At last, on the 6th November 1521, they reached the goal of their journey, and anchored at Tidor, one of the Moluccas. They traded on very advantageous terms with the natives, and filled their holds with the spices and nutmegs for which they had journeyed so far; but when they attempted to resume their journey homeward, it was found that the Trinidad was too unseaworthy to proceed at once, and it was decided that the Victoria should start so as to get the east monsoon. This she did, and after the usual journey round the Cape of Good Hope, arrived off the Mole of Seville on Monday the 8th September 1522—three years all but twelve days from the date of their departure from Spain. Of the two hundred and seventy men who had started with the fleet, only eighteen returned in the Victoria. According to the ship’s reckoning they had arrived on Sunday the 7th, and for some time it was a puzzle to account for the day thus lost.

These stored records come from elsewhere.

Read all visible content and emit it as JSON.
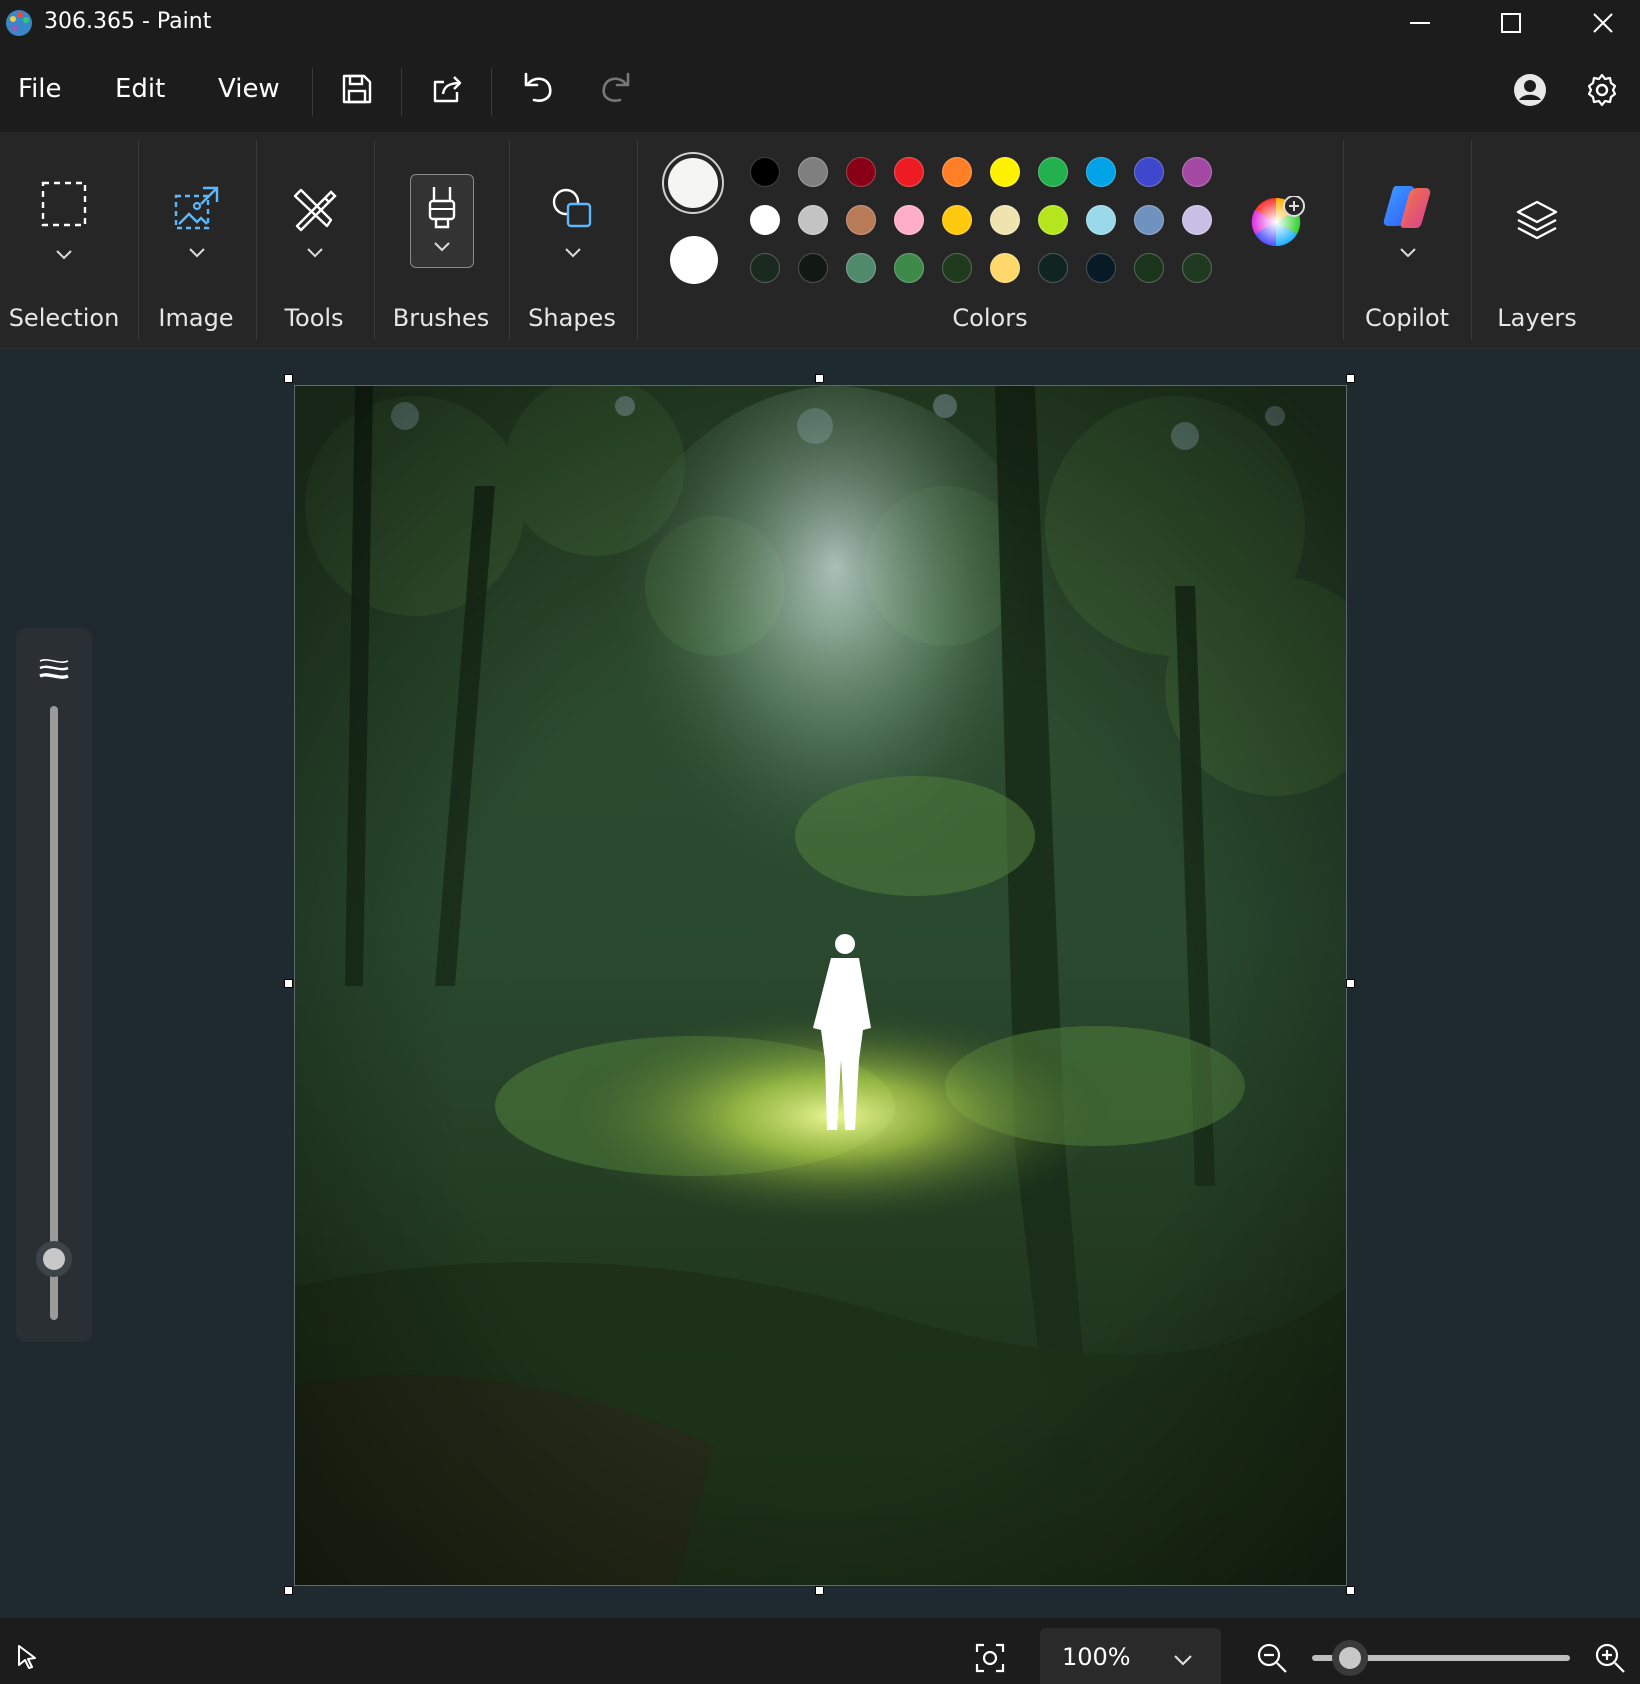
{
  "window": {
    "title": "306.365 - Paint"
  },
  "menu": {
    "file": "File",
    "edit": "Edit",
    "view": "View"
  },
  "ribbon": {
    "groups": {
      "selection": "Selection",
      "image": "Image",
      "tools": "Tools",
      "brushes": "Brushes",
      "shapes": "Shapes",
      "colors": "Colors",
      "copilot": "Copilot",
      "layers": "Layers"
    },
    "primary_color": "#f5f5f3",
    "secondary_color": "#ffffff",
    "palette_rows": [
      [
        "#000000",
        "#7f7f7f",
        "#880015",
        "#ed1c24",
        "#ff7f27",
        "#fff200",
        "#22b14c",
        "#00a2e8",
        "#3f48cc",
        "#a349a4"
      ],
      [
        "#ffffff",
        "#c3c3c3",
        "#b97a57",
        "#ffaec9",
        "#ffc90e",
        "#efe4b0",
        "#b5e61d",
        "#99d9ea",
        "#7092be",
        "#c8bfe7"
      ],
      [
        "#1b2a1e",
        "#121812",
        "#4f8a6c",
        "#3d8a4a",
        "#1f3a1d",
        "#ffd86b",
        "#102420",
        "#071a26",
        "#1b351c",
        "#203a22"
      ]
    ]
  },
  "status": {
    "zoom": "100%"
  },
  "icons": {
    "app": "paint-palette-icon",
    "minimize": "minimize-icon",
    "maximize": "maximize-icon",
    "close": "close-icon",
    "save": "save-icon",
    "share": "share-icon",
    "undo": "undo-icon",
    "redo": "redo-icon",
    "account": "account-icon",
    "settings": "gear-icon",
    "cursor": "pointer-icon",
    "fit": "fit-to-window-icon",
    "zoom_out": "zoom-out-icon",
    "zoom_in": "zoom-in-icon"
  }
}
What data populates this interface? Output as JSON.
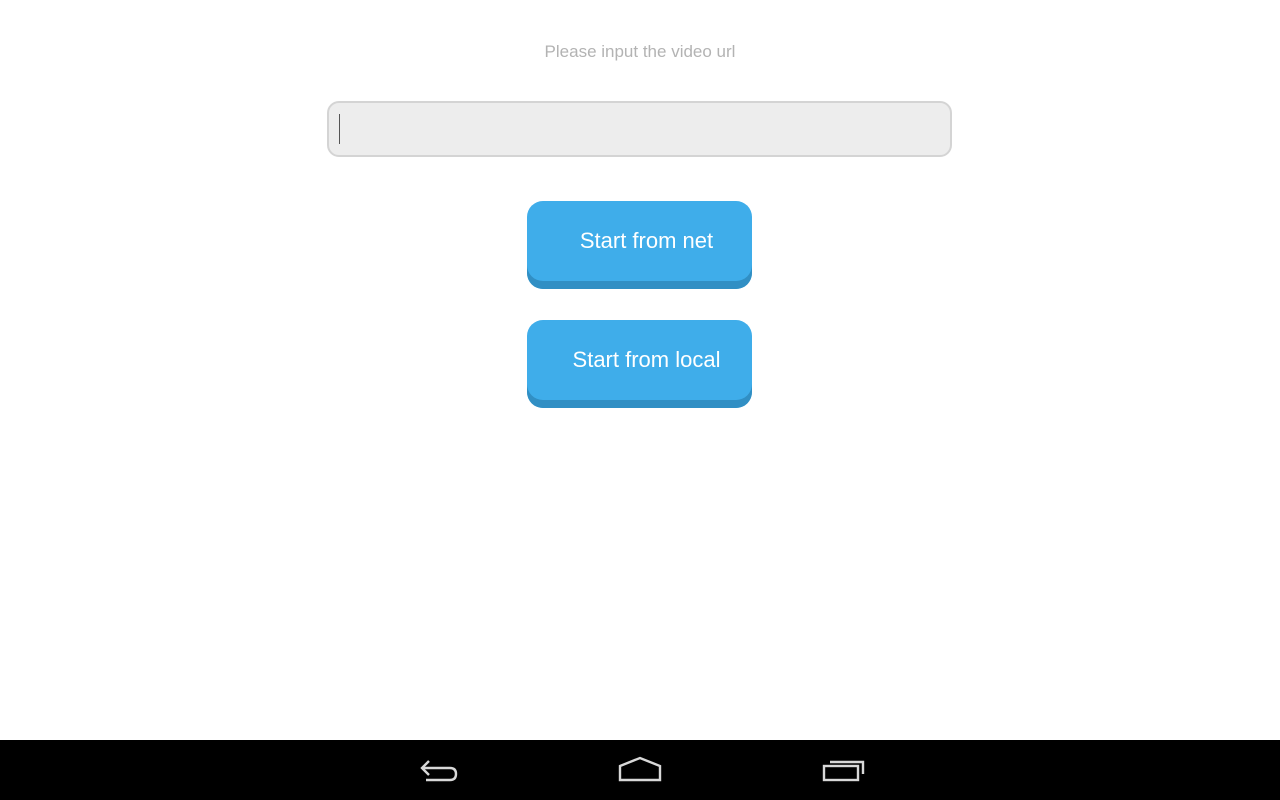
{
  "main": {
    "prompt_label": "Please input the video url",
    "url_input": {
      "value": "",
      "placeholder": ""
    },
    "buttons": {
      "start_net_label": "Start from net",
      "start_local_label": "Start from local"
    }
  },
  "nav_bar": {
    "items": [
      {
        "icon": "back-icon"
      },
      {
        "icon": "home-icon"
      },
      {
        "icon": "recent-apps-icon"
      }
    ]
  },
  "colors": {
    "button_fill": "#3fadea",
    "button_shadow": "#318fc4",
    "input_fill": "#ededed",
    "nav_bar": "#000000",
    "prompt_text": "#b3b3b3"
  }
}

Meanwhile the Trinidad, which had been left behind at the Moluccas, had attempted to sail back to Panama, and reached as far north as 43 deg., somewhere about longitude 175 deg. W. Here provisions failed them, and they had to return to the Moluccas, where they were seized, practically as pirates, by a fleet of Portuguese vessels sent specially to prevent interference by the Spaniards with the Portuguese monopoly of the spice trade. The crew of the Trinidad were seized and made prisoners, and ultimately only four of them reached Spain again, after many adventures. Thirteen others, who had landed at the Cape de Verde Islands from the Victoria, may also be included among the survivors of the fleet, so that a total number of thirty-five out of two hundred and seventy sums up the number of the first circumnavigators of the globe.
The importance of this voyage was unique when regarded from the point of view of geographical discovery. It decisively clinched the matter with regard to the existence of an entirely New World independent from Asia. In particular, the backward voyage of the Trinidad (which has rarely been noticed) had shown that there was a wide expanse of ocean north of the line and east of Asia, whilst the previous voyage had shown the enormous extent of sea south of the line. After the circumnavigation of the Victoria it was clear to cosmographers that the world was much larger than had been imagined by the ancients; or rather, perhaps one may say that Asia was smaller than had been thought by the mediaeval writers. The dogged persistence shown by Magelhaens in carrying out his idea, which turned out to be a perfectly justifiable one, raises him from this point of view to a greater height than Columbus, whose month’s voyage brought him exactly where he thought he would find land according to Toscanelli’s map. After Magelhaens, as will be seen, the whole coast lines of the world were roughly known, except for the Arctic Circle and for Australia.